I take it back - my last post. I was in my more optimistic mood, I guess, and thought there must be some way to manage life so I could have time to do bodywork and meditate, wash my socks, make and keep an Artist's Date, water the plants, all the etc. - the things I want to do, as opposed to the thousand things I have to do. Put on the organic nail polish that finally came from the internet, that I hope will keep my nails from peeling and breaking - yes, another side effect of the drugs that are saving my kidney.
But that was before all this weather rolled in here in the US. Major weather kicks up my less important health problem, fibromyalgia, causing pain, oh, just about everywhere that didn't already hurt. Fibro also causes depression, which inclines me to use obscenities to modify the word "body," as in "my *&@! body." Indeed, these things are not life-threatening and even all put together are not as bad as hemodialysis through a permacath in your neck (as I would have to have), I'm sure of that.
Maybe the worst thing about a fibro attack is the mental fog. I had more to say about that, but I had to go take my noontime pills, and I forgot it.
We have been writing on the kidney transplant e-list about pain. One guy is feeling much, much more pain immediately after his transplant than anyone led him to expect, so various people have been writing to him about it. The few who say they were back to work and off painkillers in two weeks have thankfully refrained from comment.) One woman wrote that she didn't feel fully recovered for a year. This led me to write back---
The whole first year? Oh, gosh. My post-transplant nurse says most people don't feel good - recovered, that is - for six to nine months. I told her nobody told me any of that. She said, "I know. But I tell everyone. That's why they don't want me anywhere near pre-transplant." But I would have done it anyway if I knew, because to me, dialysis is worse. And I decided I wanted to live. I'm almost at 4 months and still have plenty of pain and problems, though not abdominal pain. I won't list them, it would ruin my day.

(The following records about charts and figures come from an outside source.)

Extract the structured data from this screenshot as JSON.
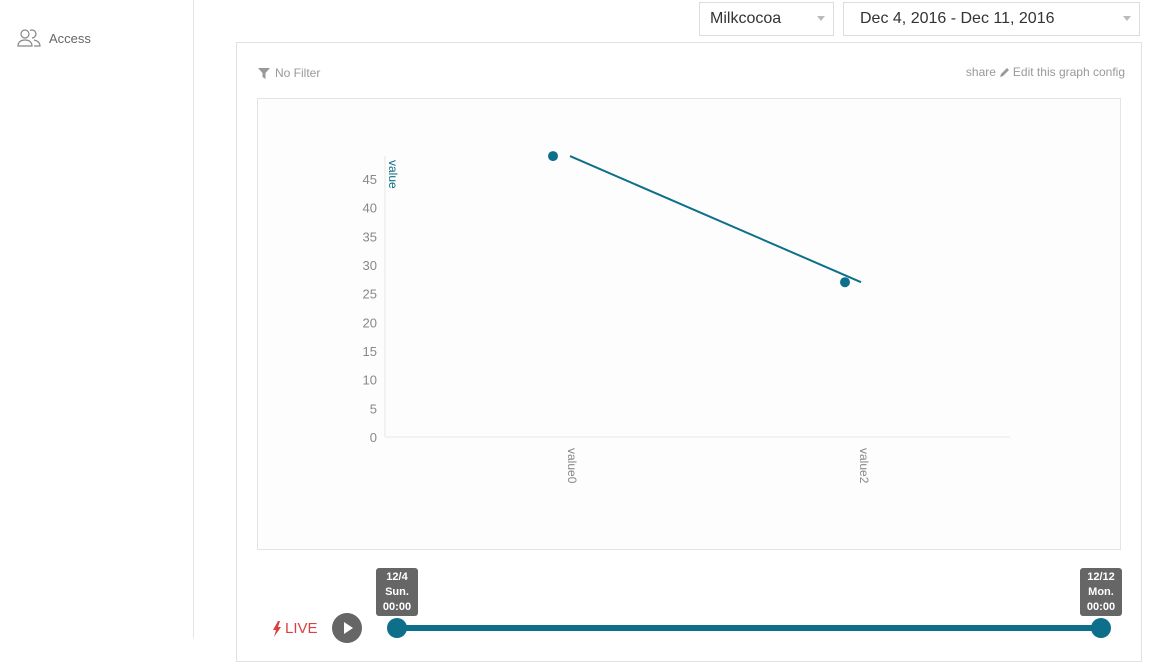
{
  "sidebar": {
    "items": [
      {
        "label": "Access",
        "icon": "users-icon"
      }
    ]
  },
  "header": {
    "source_select": "Milkcocoa",
    "date_range": "Dec 4, 2016 - Dec 11, 2016"
  },
  "card": {
    "filter": "No Filter",
    "share": "share",
    "edit": "Edit this graph config"
  },
  "chart_data": {
    "type": "line",
    "categories": [
      "value0",
      "value2"
    ],
    "series": [
      {
        "values": [
          49,
          27
        ]
      }
    ],
    "ylabel": "value",
    "yticks": [
      "0",
      "5",
      "10",
      "15",
      "20",
      "25",
      "30",
      "35",
      "40",
      "45"
    ],
    "ylim": [
      0,
      49
    ],
    "color": "#0e6f8a",
    "grid": false
  },
  "timeline": {
    "live": "LIVE",
    "start": {
      "date": "12/4",
      "day": "Sun.",
      "time": "00:00"
    },
    "end": {
      "date": "12/12",
      "day": "Mon.",
      "time": "00:00"
    },
    "color": "#0e6f8a"
  }
}
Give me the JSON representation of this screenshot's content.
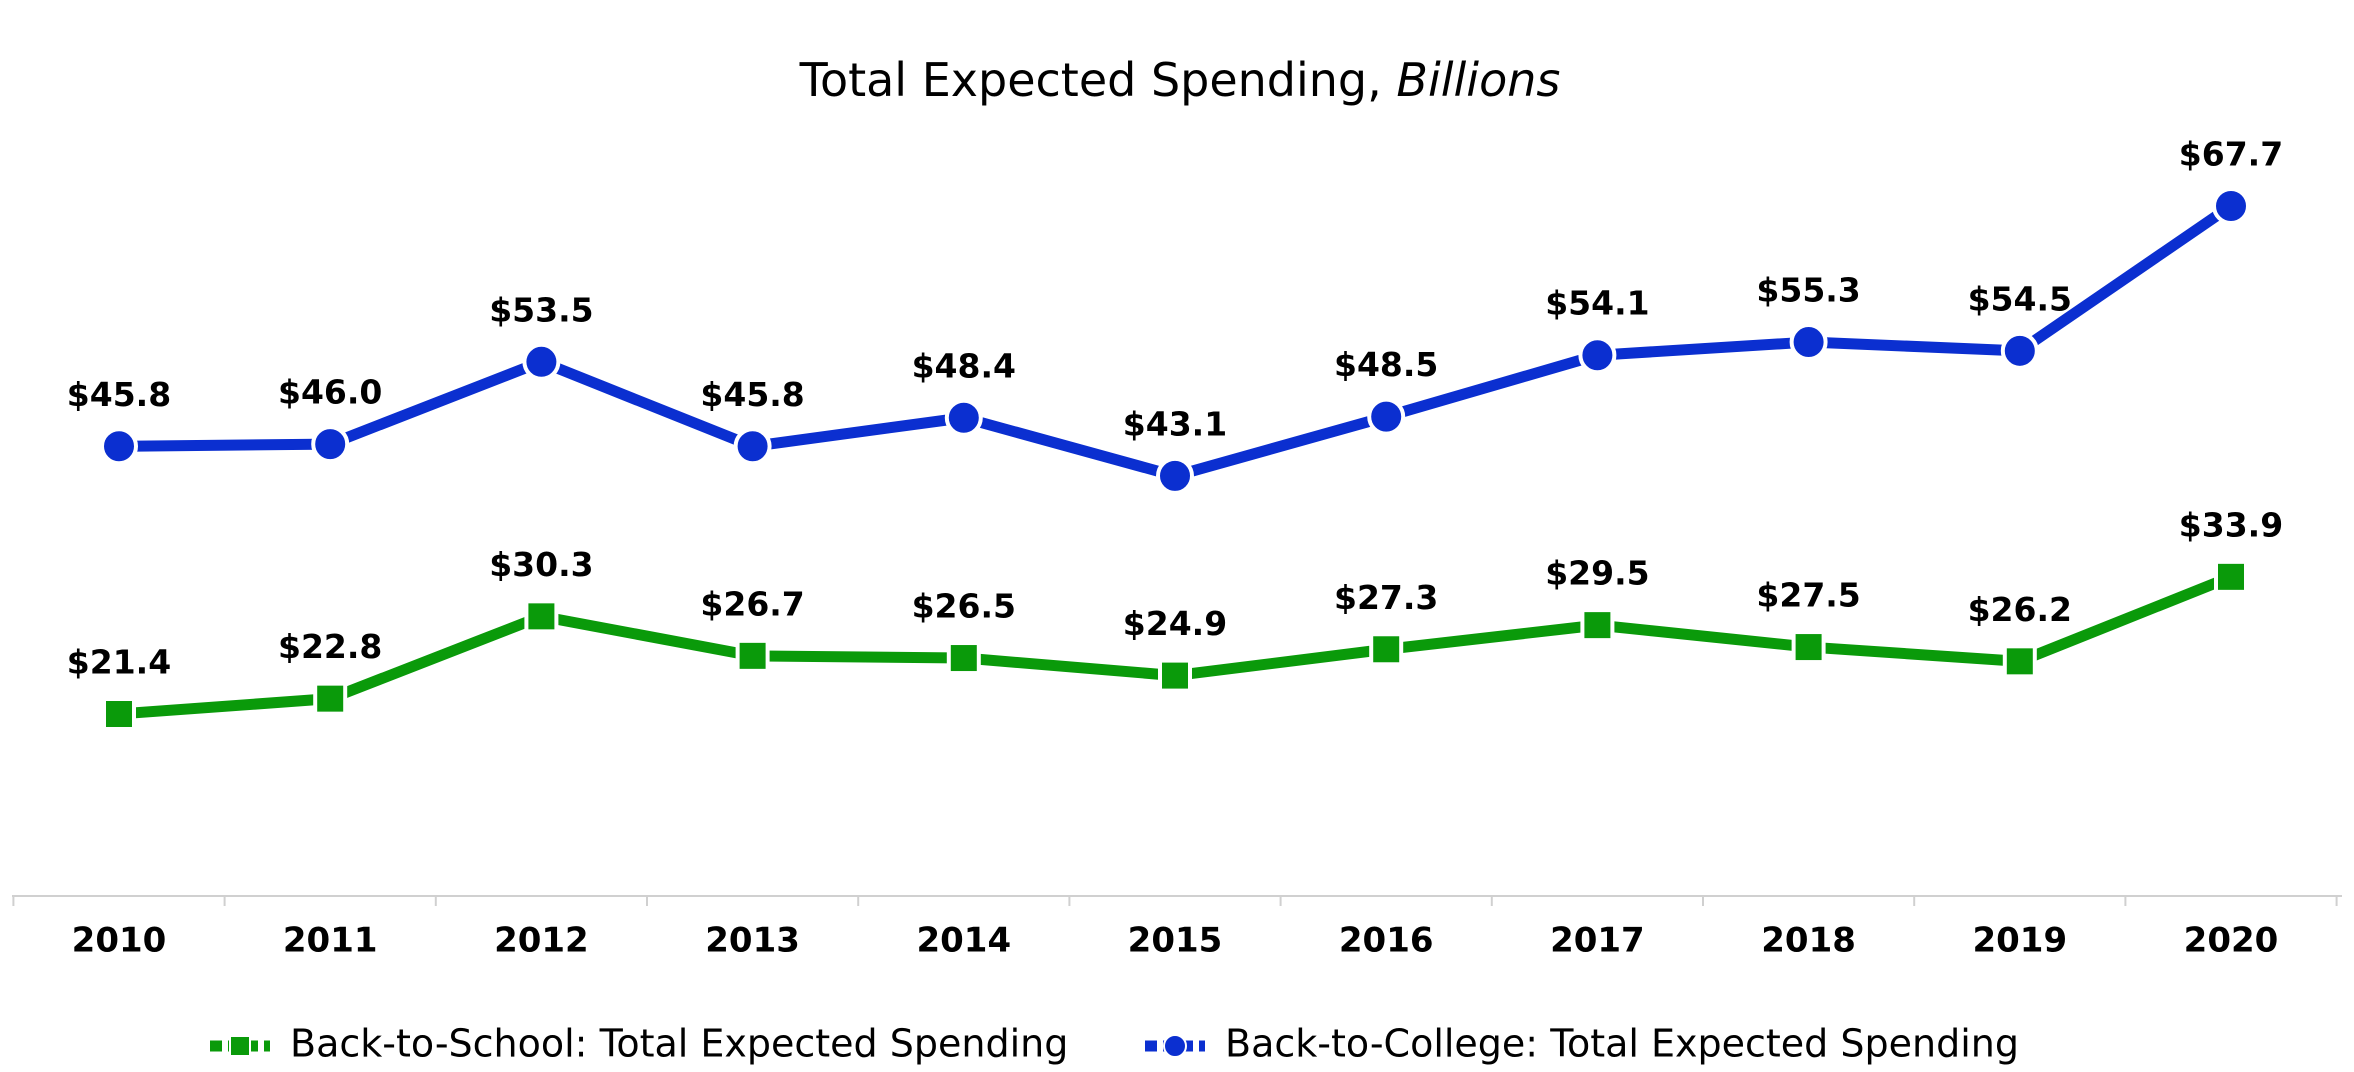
{
  "chart_data": {
    "type": "line",
    "title": "Total Expected Spending,",
    "title_italic": "Billions",
    "categories": [
      "2010",
      "2011",
      "2012",
      "2013",
      "2014",
      "2015",
      "2016",
      "2017",
      "2018",
      "2019",
      "2020"
    ],
    "series": [
      {
        "name": "Back-to-School: Total Expected Spending",
        "color": "#0a9a0a",
        "marker": "square",
        "values": [
          21.4,
          22.8,
          30.3,
          26.7,
          26.5,
          24.9,
          27.3,
          29.5,
          27.5,
          26.2,
          33.9
        ],
        "value_labels": [
          "$21.4",
          "$22.8",
          "$30.3",
          "$26.7",
          "$26.5",
          "$24.9",
          "$27.3",
          "$29.5",
          "$27.5",
          "$26.2",
          "$33.9"
        ]
      },
      {
        "name": "Back-to-College: Total Expected Spending",
        "color": "#0b2fd0",
        "marker": "circle",
        "values": [
          45.8,
          46.0,
          53.5,
          45.8,
          48.4,
          43.1,
          48.5,
          54.1,
          55.3,
          54.5,
          67.7
        ],
        "value_labels": [
          "$45.8",
          "$46.0",
          "$53.5",
          "$45.8",
          "$48.4",
          "$43.1",
          "$48.5",
          "$54.1",
          "$55.3",
          "$54.5",
          "$67.7"
        ]
      }
    ],
    "legend": "bottom"
  }
}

But as you can see, I did just list some of it, though not every single place in my body that hurts. And here's the thing - when I wrote last Tuesday that one could somehow manage to have a life - you know, do your hobby or art, have fun cooking something good, get online and buy a thermal coffee mug - I must have been in a lot better mood. The one called "delusion."Sometimes you can't manage. Every *&!@# thing goes wrong. That isn't even true. You think everything is going wrong. But in fact, 100,000 people here in Columbus lost power in the ice storm, and we didn't. A friend called to offer us his guest room if we needed a place to stay. I am going to have lunch with another friend right now. I found time this morning to move my pathetic orchids to a south window, and water them.
Maybe sometimes you just feel the fundamental truth - there's quite a lot in life you can't manage. And the things you usually manage or count on, like electricity, can go to hell any minute. Then you're into spiritual practice, I guess, saying to yourself, I'm sure there's a pony somewhere in all this crap.
[image: "Silhouette Rose" by Ann Felicite. Artist's depiction of the individual complexity of the fibromyalgia pain syndrome.]